Lebih dari 200.000 anak-anak India bekerja atau tinggal di jalanan, menurut survei Save the Children 2019 Spotlight on Invisibles, yang mencakup 10 kota di negara itu. Hampir 60 persen dari anak-anak ini berusia antara enam dan 14 tahun.

Sedangkan, Organisasi pemerintah seperti Komisi Nasional untuk Perlindungan Hak Anak (NCPCR), saluran bantuan darurat anak 24 jam (Childline 1098), komite kesejahteraan anak tingkat distrik (CWC) dan jaringan besar organisasi kolaboratif di sektor publik dan swasta telah bekerja untuk meningkatkan standar hidup anak-anak di India dan telah membuat beberapa langkah besar selama bertahun-tahun.

Namun, mereka semua setuju bahwa banyak kemajuan yang dicapai dalam menangani pekerja anak, pendidikan, gizi, kesehatan mental, pencegahan kekerasan dalam rumah tangga, dan pernikahan anak telah dibatalkan oleh Covid-19.

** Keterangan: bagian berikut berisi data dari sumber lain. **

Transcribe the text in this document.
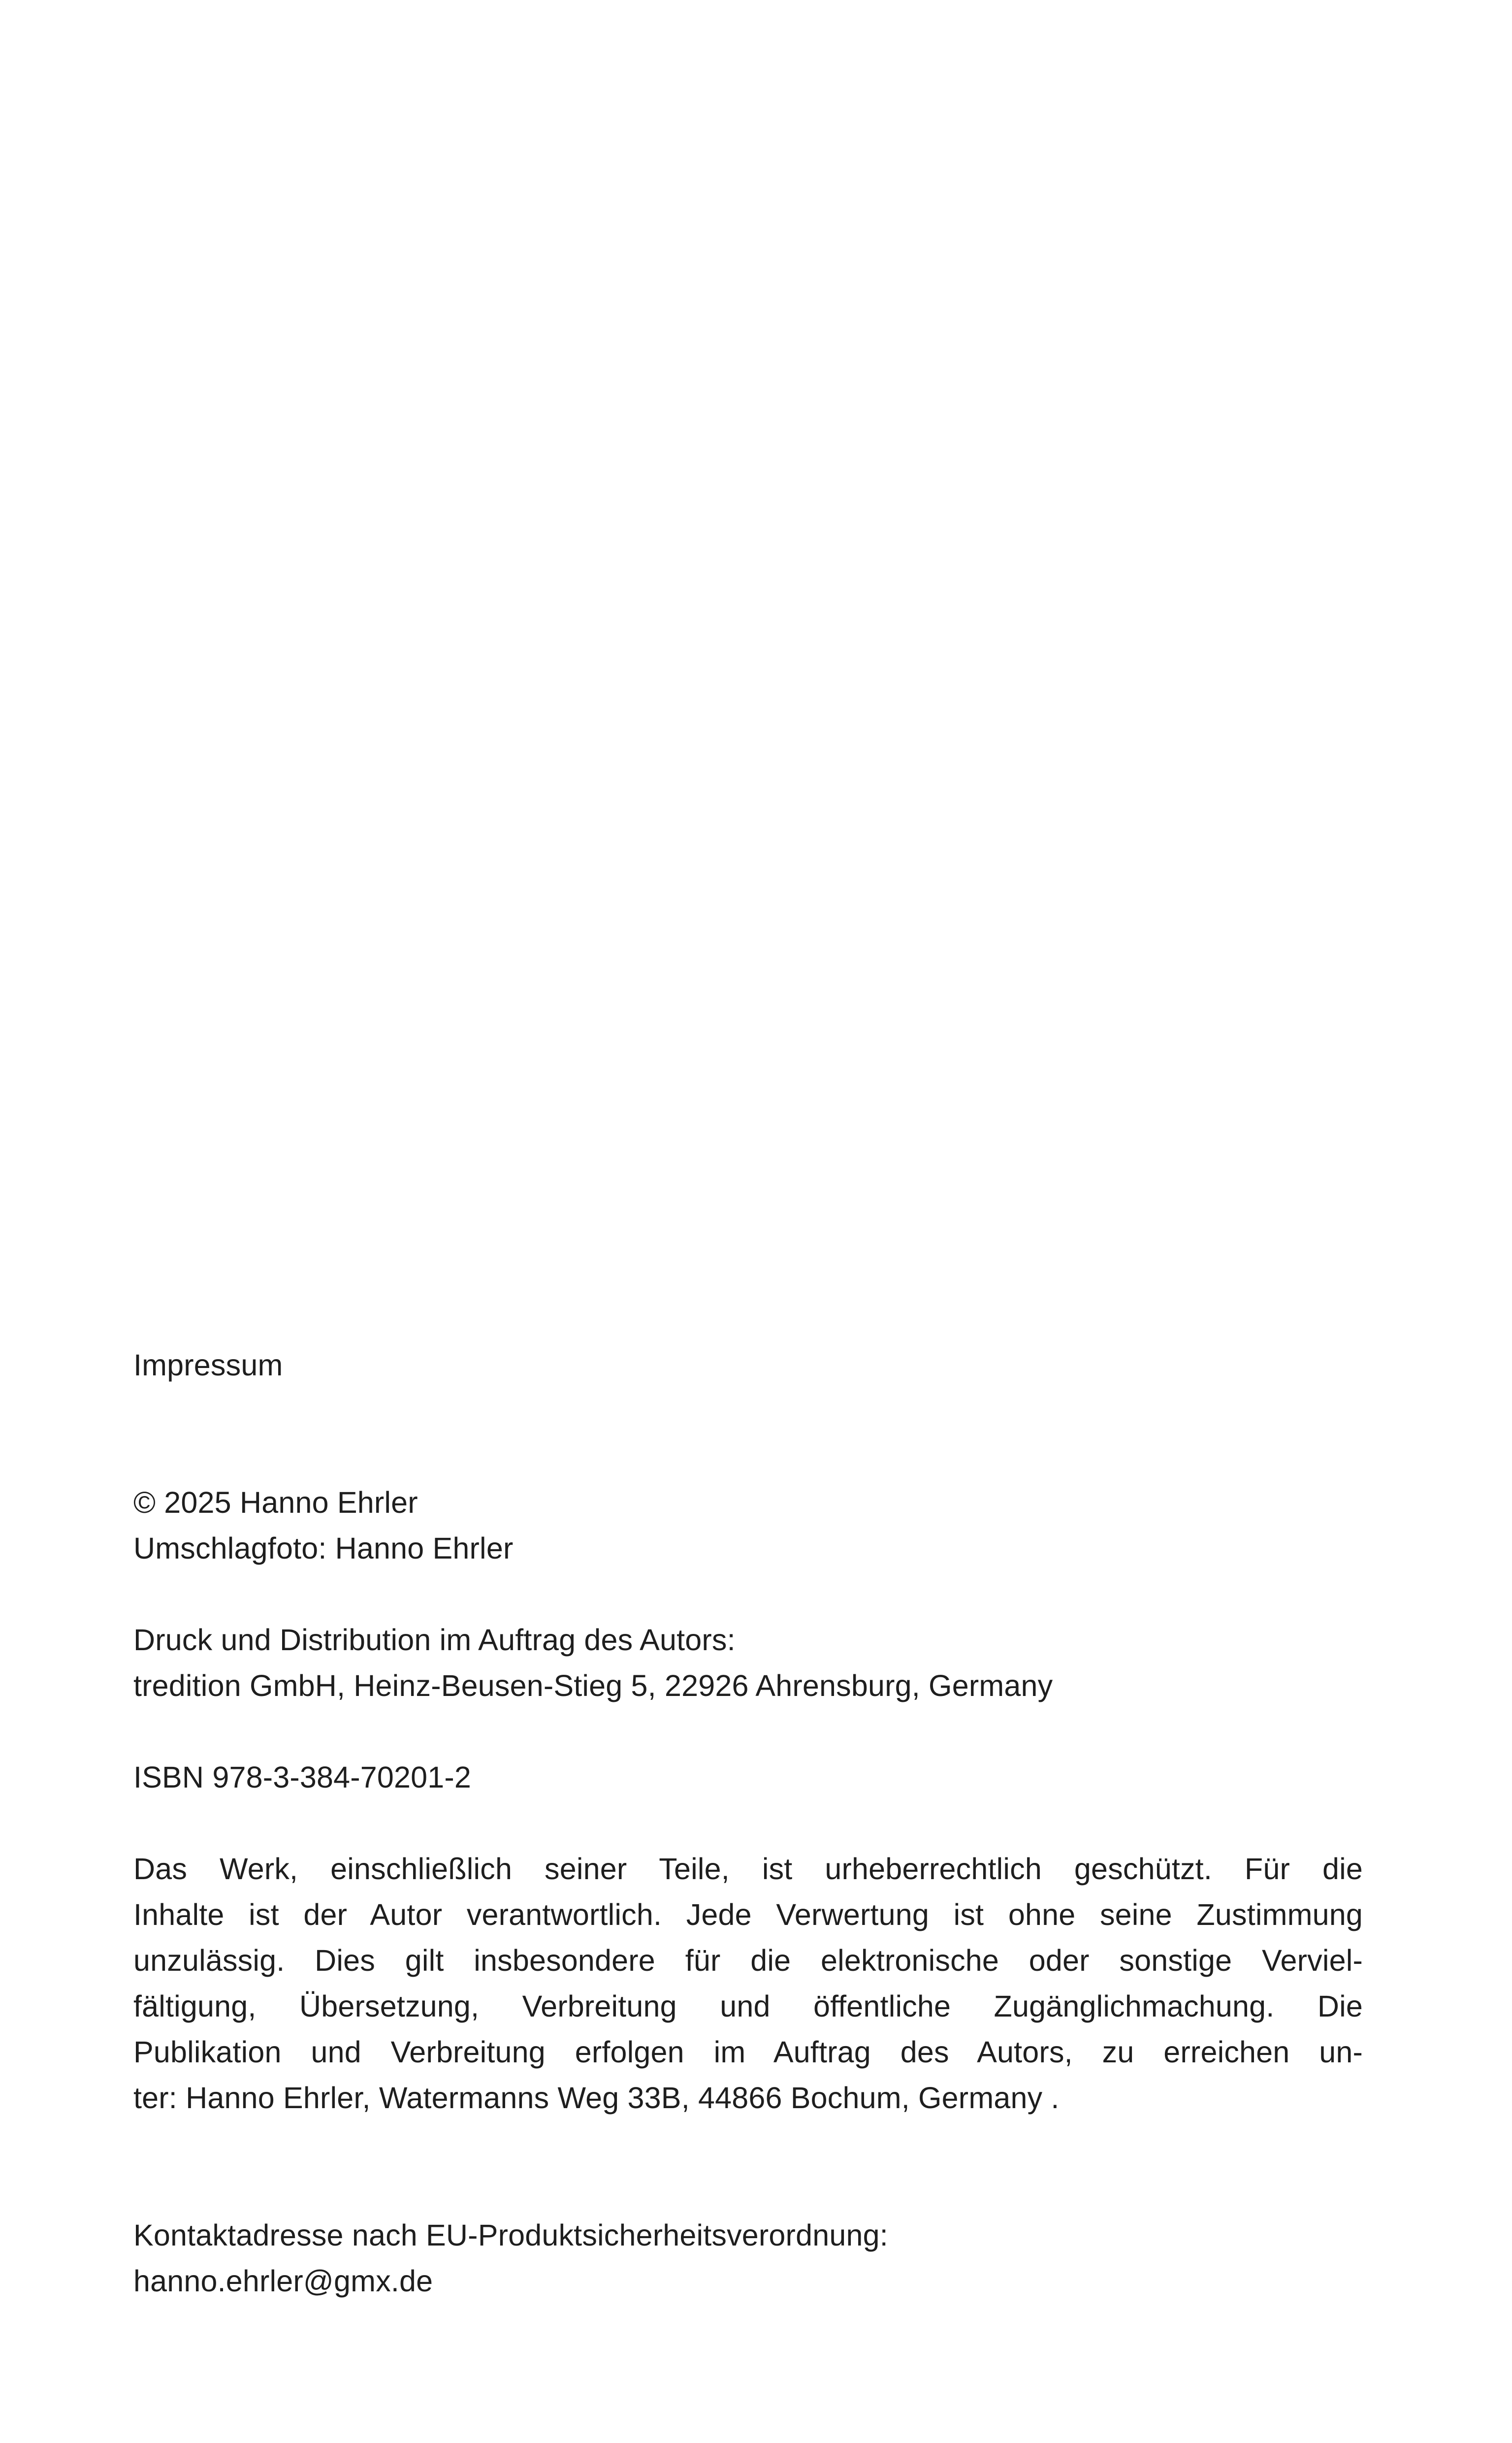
Impressum
© 2025 Hanno Ehrler
Umschlagfoto: Hanno Ehrler
Druck und Distribution im Auftrag des Autors:
tredition GmbH, Heinz-Beusen-Stieg 5, 22926 Ahrensburg, Germany
ISBN 978-3-384-70201-2
Das Werk, einschließlich seiner Teile, ist urheberrechtlich geschützt. Für die
Inhalte ist der Autor verantwortlich. Jede Verwertung ist ohne seine Zustimmung
unzulässig. Dies gilt insbesondere für die elektronische oder sonstige Verviel-
fältigung, Übersetzung, Verbreitung und öffentliche Zugänglichmachung. Die
Publikation und Verbreitung erfolgen im Auftrag des Autors, zu erreichen un-
ter: Hanno Ehrler, Watermanns Weg 33B, 44866 Bochum, Germany .
Kontaktadresse nach EU-Produktsicherheitsverordnung:
hanno.ehrler@gmx.de
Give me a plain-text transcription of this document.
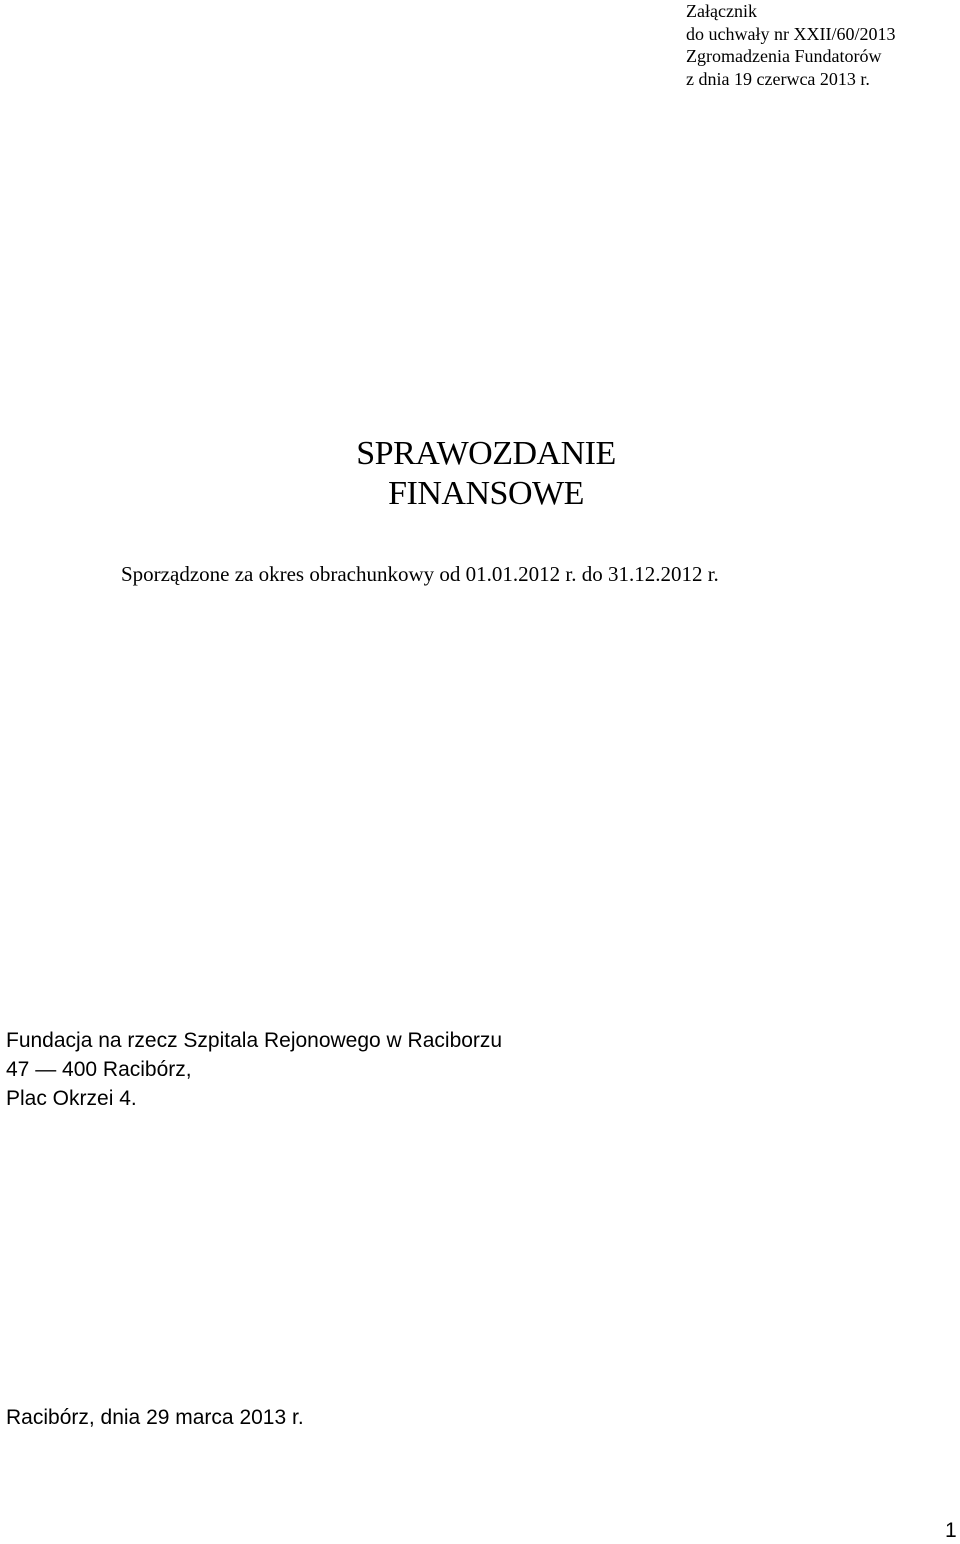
Załącznik
do uchwały nr XXII/60/2013
Zgromadzenia Fundatorów
z dnia 19 czerwca 2013 r.
SPRAWOZDANIE
FINANSOWE
Sporządzone za okres obrachunkowy od 01.01.2012 r. do 31.12.2012 r.
Fundacja na rzecz Szpitala Rejonowego w Raciborzu
47 — 400 Racibórz,
Plac Okrzei 4.
Racibórz, dnia 29 marca 2013 r.
1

Hilangnya pekerjaan dan kemiskinan yang diakibatkan oleh pandemi adalah cerita yang dimainkan di jutaan rumah seperti Shyam di seluruh India.

Sebuah laporan baru, State of Working India 2021 (PDF), satu tahun Covid-19, dari Pusat Ketenagakerjaan Berkelanjutan di Universitas Azim Premji (APU) di Bengaluru, menemukan bahwa hampir separuh pekerja bergaji pindah ke sektor informal sebagai akibat langsung dari kehilangan pekerjaan terkait pandemi.

Sekitar 230 juta orang jatuh di bawah garis kemiskinan berdasarkan upah minimum nasional, yang saat ini mencapai 178 rupee per hari (sekitar $2,80).

“Ketidakstabilan keuangan dalam keluarga, yang dapat muncul karena banyak alasan, dapat dengan cepat berubah menjadi situasi yang lebih mengerikan,” jelas Anurag Kundu sebagai Ketua Komisi Perlindungan Hak Anak Delhi (DCPCR).

Menghadapi kesulitan seperti itu, kini perhatian lain tentu terhadap kebutuhan untuk mengatasi masalah kesehatan mental anak-anak yang mengalami trauma.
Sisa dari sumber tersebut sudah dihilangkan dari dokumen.